Cybersecurity specialists FireEye (MNDT) and CyberArk (CYBR 0.46%) both jumped recently in the wake of surprisingly strong third-quarter results. For FireEye, which has lost over 40% of its value in the last 12 months, the rally came as software billings beat low expectations. CyberArk, in contrast, popped after keeping its strong growth momentum intact.

So, which stock makes the better bet for investors right now? Let's take a closer look.

FireEye vs. CyberArk

Metric

FireEye

CyberArk

Market cap

$2.3 billion

$1.7 billion

Revenue

$623 million

$161 million

Sales growth

46%

56%

Profit margin

N/A

16%

Price-to-sales ratio

3.0

8.3

52-week price performance

(44%)

1%

Revenue and sales growth are over the last complete fiscal year. Data source: Yahoo! Finance and company financial filings.

Sales and profits

CyberArk dominates this match-up in terms of sales growth and profitability. Sure, the expansion pace is slowing, with sales up 39% over the last six months compared with a 56% surge last year. Yet its privileged-account security offerings are finding demand from IT departments around the world. In fact, last quarter's 37% sales uptick convinced management to boost its full-year forecast. "Our results demonstrate that companies of all sizes are choosing CyberArk as a strategic partner to help protect their most valuable assets on premise and in the cloud," CEO Udi Mokady told investors.

FireEye can also claim some good news on the sales front, given that revenue grew by 13% last quarter even though executives had predicted a smaller uptick.

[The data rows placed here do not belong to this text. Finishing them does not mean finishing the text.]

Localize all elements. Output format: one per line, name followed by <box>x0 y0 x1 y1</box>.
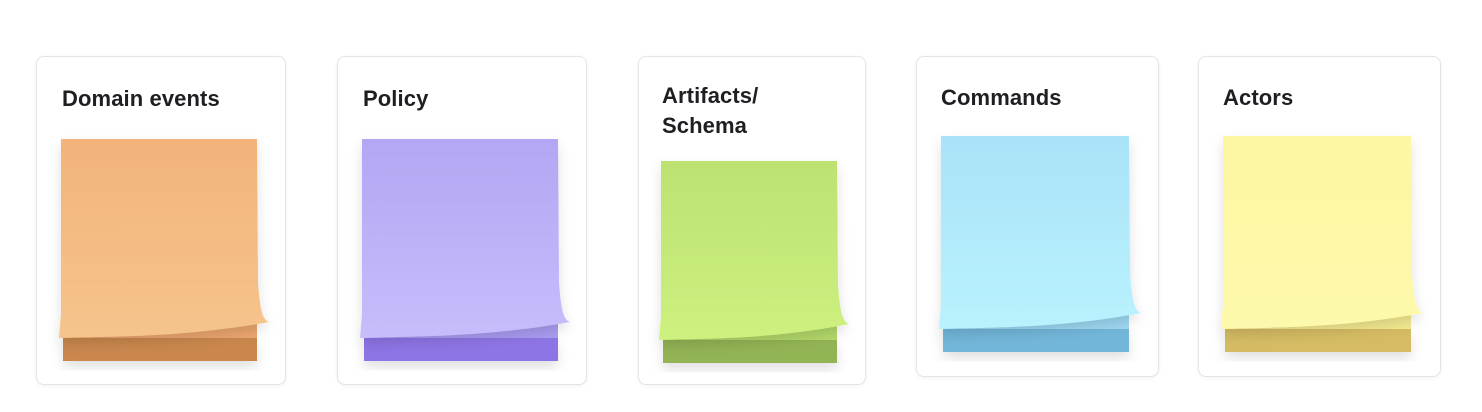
card-title: Commands <box>941 85 1062 110</box>
sticky-sheet <box>59 139 269 338</box>
sticky-note-graphic <box>360 139 570 361</box>
sticky-note-icon <box>939 136 1145 352</box>
sticky-note-graphic <box>939 136 1141 352</box>
card-artifacts-schema[interactable]: Artifacts/ Schema <box>638 56 866 385</box>
card-title: Actors <box>1223 85 1294 110</box>
sticky-pad-edge <box>1225 329 1411 352</box>
card-commands[interactable]: Commands <box>916 56 1159 377</box>
card-title: Domain events <box>62 86 220 111</box>
sticky-sheet <box>360 139 570 338</box>
sticky-note-graphic <box>59 139 269 361</box>
sticky-note-icon <box>1221 136 1427 352</box>
sticky-note-graphic <box>1221 136 1423 352</box>
sticky-pad-edge <box>943 329 1129 352</box>
sticky-note-icon <box>659 161 853 363</box>
sticky-note-graphic <box>659 161 849 363</box>
sticky-note-icon <box>59 139 273 361</box>
sticky-pad-edge <box>364 338 558 361</box>
card-title: Artifacts/ Schema <box>662 83 759 138</box>
sticky-sheet <box>939 136 1141 329</box>
sticky-sheet <box>659 161 849 340</box>
sticky-note-icon <box>360 139 574 361</box>
sticky-note-legend: Domain events Policy Artifacts/ Schema C… <box>0 0 1482 412</box>
card-policy[interactable]: Policy <box>337 56 587 385</box>
sticky-pad-edge <box>663 340 837 363</box>
card-domain-events[interactable]: Domain events <box>36 56 286 385</box>
sticky-sheet <box>1221 136 1423 329</box>
card-actors[interactable]: Actors <box>1198 56 1441 377</box>
card-title: Policy <box>363 86 429 111</box>
sticky-pad-edge <box>63 338 257 361</box>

That's still well below the prior quarter's 19% gain, though, and isn't indicative of success at disrupting the cybersecurity market, as the company aims to do.

CyberArk also does a far better job at generating consistent profits. Despite its tiny size (just $161 million of revenue last year), CyberArk has been profitable in each of the last five fiscal years. In contrast, FireEye has generated widening losses over the last three years and is on track for another year of GAAP losses in 2016.

FEYE Net Income (TTM) Chart

FEYE Net Income (TTM) data by YCharts.

Paths forward

A key focus for FireEye's new management team (besides getting growth back on track) is slicing costs. The company has had good success in this endeavor so far, with operating expenses diving as a percentage of sales. FireEye was shelling out 135% of its revenue base as expenses two years ago and just over 100% one year ago. Now that number is down to a more manageable, but still too high, 88%. CEO Kevin Mandia is targeting reaching non-GAAP (adjusted) profitability by the final quarter of 2017, a year that is also projected to bring positive free cash flow to the business.

CyberArk can already claim healthy cash production given that it generated $36 million of cash over the last nine months. Looking ahead, executives see their position as the leader in privileged accounts protection providing long-term momentum as budgets shift toward data-center security spending and into its rapid detection and response segment. At the same time, management aims to double down on what it calls its "land and expand model" of building up customer contracts from small beginnings into deep, multimillion-dollar relationships.

Bottom line

FireEye is the far cheaper stock. Its valuation of three times sales represents a huge discount from the double-digit figure investors were paying just last year -- and is also well below CyberArk's price-to-sales ratio of nine.

The premium seems well worth it in my opinion, though, considering that you're looking at a much more profitable business whose growth pace, while slowing, is impressive. Investors who want to bet on a profit turnaround story can choose FireEye, but I'd prefer to own its smaller, more financially secure rival right now.